As mentioned in the beginning, we moved away from our family when Grace was born. This meant that we were able to keep things to ourselves a little, until we were more aware of what we were dealing with.

It is here that I need to tell you that I am a survivor of child abuse myself. I don’t need to go into the details because, as I said, I’m a survivor. However, the differences were that my mum reacted very differently to my disclosure than I did to Ruby’s. There are many reasons for this that don’t need to be rehashed and I made my peace with this a long time ago. I am aware of the lengths that these predators go to, so that it not just their victims, but their families that are groomed.

Despite this, I had fairly major reservations about letting my parents know the truth.

We did discuss not telling our parents at one point, but given that Jen was such an integral part of the girls’ lives, it was only a matter of time before the kids were asked how she was and given Ruby’s aforementioned lack of filter, we could only imagine what would come out!

So we made the trip home, sat my parents, Brad’s father, and my three siblings down and….said nothing.Wattle Day

I looked at Brad, he had his head down and looked like he could throw up. I tried to say the words, but they wouldn’t come out. It was as if saying them out loud in this forum would make it real.

Fortunately, my baby brother stepped up, as I had already confided in him, and told them for us.

I think that there was a real part of me that feared that our parents would not believe us. That had been my experience and I wasn’t sure how I would cope if I had to face that again.

Instead, what we got was shock, tears, grief and anger.

My youngest sister took the news particularly hard.

Firstly, she was devastated that it had happened at all- my kids have always been very close to her. She was then so angry with Jen, someone with whom she never particularly liked anyway as she found her “over the top” in her relationship with the kids.

The other part that was particularly difficult, was that her husband had never liked Leon from the start. He always thought that there was something a “bit off” about him and he found him to be arrogant and rude. That whole hindsight thing came back into play. So whilst they were both so sad about what had happened, it was like some puzzle pieces fell into place for them, and I was left again, feeling like a bit of an idiot, which was definitely not their intention.

Our parents wanted to know everything, and that was difficult. Brad and I felt that the details were not important for them to know. It would only hurt them to know the extent of what had happened. Fortunately, my brother agreed with us about that and acted as a bit of a conduit throughout the entire process from this point forward.

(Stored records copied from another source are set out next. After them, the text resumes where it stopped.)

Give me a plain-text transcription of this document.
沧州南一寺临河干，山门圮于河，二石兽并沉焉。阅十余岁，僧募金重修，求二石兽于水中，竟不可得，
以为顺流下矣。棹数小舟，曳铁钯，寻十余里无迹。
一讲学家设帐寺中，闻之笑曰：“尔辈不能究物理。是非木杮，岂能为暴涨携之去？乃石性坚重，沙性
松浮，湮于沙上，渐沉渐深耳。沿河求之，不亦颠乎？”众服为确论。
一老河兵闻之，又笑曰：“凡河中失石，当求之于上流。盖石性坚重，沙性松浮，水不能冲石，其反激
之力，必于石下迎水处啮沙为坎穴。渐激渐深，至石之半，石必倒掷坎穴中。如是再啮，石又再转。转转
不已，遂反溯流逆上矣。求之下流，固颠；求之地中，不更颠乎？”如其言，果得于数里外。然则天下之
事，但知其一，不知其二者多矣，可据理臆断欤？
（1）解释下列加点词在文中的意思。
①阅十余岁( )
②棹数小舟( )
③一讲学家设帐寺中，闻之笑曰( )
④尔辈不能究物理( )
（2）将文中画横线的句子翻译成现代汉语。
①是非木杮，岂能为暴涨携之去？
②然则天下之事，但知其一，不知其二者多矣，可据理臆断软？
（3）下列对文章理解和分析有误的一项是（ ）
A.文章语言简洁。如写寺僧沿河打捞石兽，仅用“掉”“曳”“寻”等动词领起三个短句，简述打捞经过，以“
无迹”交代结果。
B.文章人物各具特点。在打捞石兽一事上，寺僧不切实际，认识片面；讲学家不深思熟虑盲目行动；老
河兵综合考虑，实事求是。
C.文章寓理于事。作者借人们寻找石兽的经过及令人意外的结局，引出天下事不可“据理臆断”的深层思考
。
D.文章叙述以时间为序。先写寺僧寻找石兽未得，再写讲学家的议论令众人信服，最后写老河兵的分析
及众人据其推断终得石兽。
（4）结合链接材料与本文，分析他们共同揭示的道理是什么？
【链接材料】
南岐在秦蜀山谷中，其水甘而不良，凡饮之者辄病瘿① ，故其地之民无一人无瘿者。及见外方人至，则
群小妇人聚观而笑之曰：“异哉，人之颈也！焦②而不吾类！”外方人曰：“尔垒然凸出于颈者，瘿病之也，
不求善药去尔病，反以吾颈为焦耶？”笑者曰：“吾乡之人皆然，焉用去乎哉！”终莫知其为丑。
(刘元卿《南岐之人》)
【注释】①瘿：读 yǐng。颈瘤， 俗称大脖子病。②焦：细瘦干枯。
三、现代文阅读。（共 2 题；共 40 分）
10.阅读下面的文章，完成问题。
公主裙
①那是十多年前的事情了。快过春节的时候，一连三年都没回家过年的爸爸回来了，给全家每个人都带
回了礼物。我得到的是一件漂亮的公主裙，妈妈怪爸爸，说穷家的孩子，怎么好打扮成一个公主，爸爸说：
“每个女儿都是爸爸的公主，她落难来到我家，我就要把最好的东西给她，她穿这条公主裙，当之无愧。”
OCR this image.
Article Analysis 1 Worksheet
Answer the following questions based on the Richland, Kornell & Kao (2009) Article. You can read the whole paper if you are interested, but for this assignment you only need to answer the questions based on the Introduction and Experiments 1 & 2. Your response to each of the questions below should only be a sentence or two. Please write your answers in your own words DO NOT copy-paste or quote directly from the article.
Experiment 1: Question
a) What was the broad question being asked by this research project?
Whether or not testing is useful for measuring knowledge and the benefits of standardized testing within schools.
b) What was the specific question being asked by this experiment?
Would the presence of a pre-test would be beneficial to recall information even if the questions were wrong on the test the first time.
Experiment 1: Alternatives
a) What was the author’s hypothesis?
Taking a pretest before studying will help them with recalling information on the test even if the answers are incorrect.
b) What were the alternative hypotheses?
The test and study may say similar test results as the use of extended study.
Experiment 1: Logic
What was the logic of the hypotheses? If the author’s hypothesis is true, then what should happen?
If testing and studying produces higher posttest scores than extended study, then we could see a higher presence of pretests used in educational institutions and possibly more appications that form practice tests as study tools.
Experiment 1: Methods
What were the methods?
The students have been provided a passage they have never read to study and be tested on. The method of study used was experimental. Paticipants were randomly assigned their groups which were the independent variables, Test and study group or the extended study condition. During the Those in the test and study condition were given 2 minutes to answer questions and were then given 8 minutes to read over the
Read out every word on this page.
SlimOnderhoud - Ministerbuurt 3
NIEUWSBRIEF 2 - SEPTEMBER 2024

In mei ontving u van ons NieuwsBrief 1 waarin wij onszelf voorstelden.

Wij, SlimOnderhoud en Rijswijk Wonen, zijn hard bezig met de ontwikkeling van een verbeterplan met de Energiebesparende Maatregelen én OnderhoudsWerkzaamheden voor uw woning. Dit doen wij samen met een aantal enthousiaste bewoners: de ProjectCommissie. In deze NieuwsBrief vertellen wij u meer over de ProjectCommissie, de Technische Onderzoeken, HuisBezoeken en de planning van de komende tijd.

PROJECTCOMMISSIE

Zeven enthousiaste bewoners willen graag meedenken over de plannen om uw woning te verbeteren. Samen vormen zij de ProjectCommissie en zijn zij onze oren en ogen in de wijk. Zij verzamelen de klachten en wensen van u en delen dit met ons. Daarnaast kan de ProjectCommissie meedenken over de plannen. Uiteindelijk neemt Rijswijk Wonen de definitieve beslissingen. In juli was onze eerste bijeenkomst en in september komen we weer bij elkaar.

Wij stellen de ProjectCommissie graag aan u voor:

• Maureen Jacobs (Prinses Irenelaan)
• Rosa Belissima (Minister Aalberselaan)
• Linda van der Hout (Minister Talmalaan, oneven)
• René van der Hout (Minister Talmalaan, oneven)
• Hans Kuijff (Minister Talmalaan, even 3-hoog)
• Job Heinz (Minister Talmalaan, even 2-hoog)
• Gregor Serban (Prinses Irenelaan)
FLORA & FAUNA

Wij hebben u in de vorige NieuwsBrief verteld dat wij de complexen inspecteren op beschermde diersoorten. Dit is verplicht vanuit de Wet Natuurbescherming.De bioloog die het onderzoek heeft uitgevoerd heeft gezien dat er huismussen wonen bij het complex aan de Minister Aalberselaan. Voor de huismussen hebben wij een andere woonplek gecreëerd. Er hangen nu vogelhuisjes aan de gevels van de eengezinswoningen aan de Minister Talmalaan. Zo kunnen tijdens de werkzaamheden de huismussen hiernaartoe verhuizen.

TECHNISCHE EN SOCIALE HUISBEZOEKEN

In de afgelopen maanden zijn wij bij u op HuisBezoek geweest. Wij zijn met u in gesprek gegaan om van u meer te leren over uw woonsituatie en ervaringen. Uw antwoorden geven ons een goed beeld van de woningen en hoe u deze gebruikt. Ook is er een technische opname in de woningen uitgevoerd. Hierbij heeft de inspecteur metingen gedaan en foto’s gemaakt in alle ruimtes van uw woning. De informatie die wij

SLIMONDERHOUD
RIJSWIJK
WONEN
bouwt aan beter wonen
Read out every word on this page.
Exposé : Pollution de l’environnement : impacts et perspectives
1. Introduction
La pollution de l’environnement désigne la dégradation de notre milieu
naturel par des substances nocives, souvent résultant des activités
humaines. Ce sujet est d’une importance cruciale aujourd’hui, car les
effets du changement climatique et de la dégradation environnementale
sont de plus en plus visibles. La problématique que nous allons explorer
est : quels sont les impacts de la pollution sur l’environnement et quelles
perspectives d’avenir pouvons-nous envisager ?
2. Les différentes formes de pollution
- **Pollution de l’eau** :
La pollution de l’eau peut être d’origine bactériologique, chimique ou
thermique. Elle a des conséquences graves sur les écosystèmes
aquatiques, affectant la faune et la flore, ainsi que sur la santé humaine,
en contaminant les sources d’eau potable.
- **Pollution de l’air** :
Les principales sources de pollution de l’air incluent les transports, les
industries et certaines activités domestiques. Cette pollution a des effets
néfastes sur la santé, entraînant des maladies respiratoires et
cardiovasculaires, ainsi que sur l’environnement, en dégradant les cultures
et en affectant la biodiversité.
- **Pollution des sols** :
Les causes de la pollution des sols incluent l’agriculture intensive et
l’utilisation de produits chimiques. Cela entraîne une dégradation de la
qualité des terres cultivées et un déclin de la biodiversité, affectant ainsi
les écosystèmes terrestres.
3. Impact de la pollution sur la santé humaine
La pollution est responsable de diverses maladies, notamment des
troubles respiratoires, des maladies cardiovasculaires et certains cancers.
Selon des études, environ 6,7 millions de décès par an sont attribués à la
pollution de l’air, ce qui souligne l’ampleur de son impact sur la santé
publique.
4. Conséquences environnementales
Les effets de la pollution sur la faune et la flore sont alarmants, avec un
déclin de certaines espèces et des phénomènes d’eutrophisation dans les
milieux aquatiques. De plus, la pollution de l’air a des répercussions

We were quite firm on the boundaries with our parents. We told them that they were not to bring it up with the girls. That the girls knew that they were being told, but were also told that they did not have to speak to them about it. We told our parents that if the kids did bring it up, they were to listen, without getting too emotional, and to tell them that they were proud of them for being brave and that they believed in them. I didn’t want the kids to feel that they had to tell their story to everyone.

The difficulty for our parents was that Jen and Leon had stepped in as pseudo-grandparents for many occasions. There was a bit of unwarranted guilt associated with that fact. My mum was particularly upset, at times outraged and incredibly disappointed in Jen, someone that she considered a friend and ally.

Something that was a sad reality of this whole situation was that the girls were distrustful of people, but most particularly men of Leon’s age group. Meaning our dad’s. And that was so totally unfair.

Brad was reluctant to talk to his sister about what was going on. She had children, younger than Ruby- so was in that busy time of mothering. She lived interstate and having “that” conversation over the phone was extremely difficult. As with the rest of the family, she was devastated, but proved to be a wonderful support as the process dragged out.